Capital investment currently in hand should lead to around 40Mt of new capacity coming on stream in 2010.  This is a very substantial increase and compares with a net new capacity of 'only' 4.5Mt in 2009.  Most of this new capacity will be added in China and in the Middle East, with the new Middle Eastern capacity coming on stream emanating from the Orascom acquisition in 2008.

Cement volumes have fallen by around 22% in Europe and in Canada and by about 26% in the USA.  Underlying volumes have been broadly stable in Central and South America and increasing in the rest of the world.  Prices in Lafarge's European markets have been stable, except for Spain and Russia, where they have fallen.  Except for some US markets that have seen price pressures, North American prices have been reasonably stable.  Latin American prices have been stable in Honduras and firmer in both Ecuador and Brazil.  In the Middle East, prices have been strong in Egypt, but falling in Irak and stable elsewhere.  Cement prices have been generally positive in Africa and in Asia other than in China and in Bangladesh.
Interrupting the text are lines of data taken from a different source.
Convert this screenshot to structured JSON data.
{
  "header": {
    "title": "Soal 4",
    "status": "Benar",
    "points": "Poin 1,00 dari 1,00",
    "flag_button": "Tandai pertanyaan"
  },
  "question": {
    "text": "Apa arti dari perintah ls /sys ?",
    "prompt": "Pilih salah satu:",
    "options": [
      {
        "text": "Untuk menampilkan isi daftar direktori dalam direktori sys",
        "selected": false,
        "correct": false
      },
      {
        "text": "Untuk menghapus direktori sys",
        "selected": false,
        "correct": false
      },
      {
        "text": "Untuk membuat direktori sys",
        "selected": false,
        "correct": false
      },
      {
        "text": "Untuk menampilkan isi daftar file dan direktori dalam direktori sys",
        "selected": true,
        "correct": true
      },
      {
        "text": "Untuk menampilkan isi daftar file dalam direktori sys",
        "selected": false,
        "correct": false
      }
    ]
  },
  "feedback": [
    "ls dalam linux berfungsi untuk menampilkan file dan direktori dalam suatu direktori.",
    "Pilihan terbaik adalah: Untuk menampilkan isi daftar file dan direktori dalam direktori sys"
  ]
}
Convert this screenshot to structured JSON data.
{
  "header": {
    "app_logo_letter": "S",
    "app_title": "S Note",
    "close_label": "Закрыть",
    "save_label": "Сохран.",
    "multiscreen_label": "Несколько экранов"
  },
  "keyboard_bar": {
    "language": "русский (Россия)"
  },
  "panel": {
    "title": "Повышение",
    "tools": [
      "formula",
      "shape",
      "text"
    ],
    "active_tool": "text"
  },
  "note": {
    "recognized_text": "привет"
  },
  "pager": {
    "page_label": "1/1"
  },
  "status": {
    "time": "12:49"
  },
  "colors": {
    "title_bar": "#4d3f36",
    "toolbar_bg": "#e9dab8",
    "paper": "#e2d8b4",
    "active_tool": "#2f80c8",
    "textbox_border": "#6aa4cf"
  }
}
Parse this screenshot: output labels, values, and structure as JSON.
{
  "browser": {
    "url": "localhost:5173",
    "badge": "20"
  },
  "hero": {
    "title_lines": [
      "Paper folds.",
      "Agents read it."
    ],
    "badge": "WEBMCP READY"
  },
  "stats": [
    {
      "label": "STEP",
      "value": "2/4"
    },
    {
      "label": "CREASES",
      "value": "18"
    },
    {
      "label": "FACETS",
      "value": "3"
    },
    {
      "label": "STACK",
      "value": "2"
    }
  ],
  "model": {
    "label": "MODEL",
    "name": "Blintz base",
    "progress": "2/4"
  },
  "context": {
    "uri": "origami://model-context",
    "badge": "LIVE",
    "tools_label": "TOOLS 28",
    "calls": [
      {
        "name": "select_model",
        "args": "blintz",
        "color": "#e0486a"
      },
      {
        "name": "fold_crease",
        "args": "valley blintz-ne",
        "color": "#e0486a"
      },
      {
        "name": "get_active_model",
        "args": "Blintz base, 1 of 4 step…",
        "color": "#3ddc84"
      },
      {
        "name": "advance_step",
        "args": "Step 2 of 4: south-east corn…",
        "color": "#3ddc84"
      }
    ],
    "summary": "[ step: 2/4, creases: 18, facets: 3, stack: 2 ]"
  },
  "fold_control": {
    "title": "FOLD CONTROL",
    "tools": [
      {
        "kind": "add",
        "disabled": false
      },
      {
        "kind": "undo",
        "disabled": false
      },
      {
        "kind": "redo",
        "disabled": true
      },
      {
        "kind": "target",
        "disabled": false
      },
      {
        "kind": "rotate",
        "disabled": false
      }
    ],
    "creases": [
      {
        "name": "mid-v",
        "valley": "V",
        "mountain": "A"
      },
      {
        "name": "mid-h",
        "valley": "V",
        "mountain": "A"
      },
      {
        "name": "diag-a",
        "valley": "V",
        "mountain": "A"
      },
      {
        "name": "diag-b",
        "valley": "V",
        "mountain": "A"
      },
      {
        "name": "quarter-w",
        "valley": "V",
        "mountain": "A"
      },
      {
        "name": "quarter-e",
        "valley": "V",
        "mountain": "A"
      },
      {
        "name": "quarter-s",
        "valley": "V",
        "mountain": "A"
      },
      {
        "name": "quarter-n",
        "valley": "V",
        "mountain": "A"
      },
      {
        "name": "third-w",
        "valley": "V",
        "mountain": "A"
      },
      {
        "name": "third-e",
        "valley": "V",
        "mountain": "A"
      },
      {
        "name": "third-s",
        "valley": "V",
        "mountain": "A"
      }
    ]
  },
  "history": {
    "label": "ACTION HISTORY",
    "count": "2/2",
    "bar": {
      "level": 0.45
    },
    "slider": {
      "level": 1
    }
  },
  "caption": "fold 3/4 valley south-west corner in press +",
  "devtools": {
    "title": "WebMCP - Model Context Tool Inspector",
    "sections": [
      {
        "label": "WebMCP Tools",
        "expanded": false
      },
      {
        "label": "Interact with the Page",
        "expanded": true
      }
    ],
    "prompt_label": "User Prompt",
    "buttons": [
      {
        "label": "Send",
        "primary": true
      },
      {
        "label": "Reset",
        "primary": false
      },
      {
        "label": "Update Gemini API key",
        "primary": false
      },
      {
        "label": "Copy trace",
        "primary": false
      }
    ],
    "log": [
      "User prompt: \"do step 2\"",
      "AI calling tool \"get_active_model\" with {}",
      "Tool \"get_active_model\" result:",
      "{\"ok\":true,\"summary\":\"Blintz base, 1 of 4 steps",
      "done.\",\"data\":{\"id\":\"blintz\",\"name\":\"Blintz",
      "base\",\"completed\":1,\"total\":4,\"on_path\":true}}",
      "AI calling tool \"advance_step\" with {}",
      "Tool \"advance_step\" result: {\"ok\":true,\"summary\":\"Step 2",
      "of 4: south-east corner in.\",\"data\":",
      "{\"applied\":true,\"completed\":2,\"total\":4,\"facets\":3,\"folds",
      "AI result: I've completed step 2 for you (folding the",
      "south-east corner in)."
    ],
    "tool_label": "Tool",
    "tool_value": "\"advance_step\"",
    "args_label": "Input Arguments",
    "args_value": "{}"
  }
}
In the first nine months of 2009, Lafarge's global cement deliveries fell by 9.4% to 107.6Mt and a full year decline of about 9% looks likely, which would take this year's volume down to around 141Mt, compared with 154.7Mt in 2008.  Volumes in aggregates and ready-mixed concrete have fallen more sharply than in cement, reflecting the greater dependence on developed markets in Europe and North America for the downstream operations.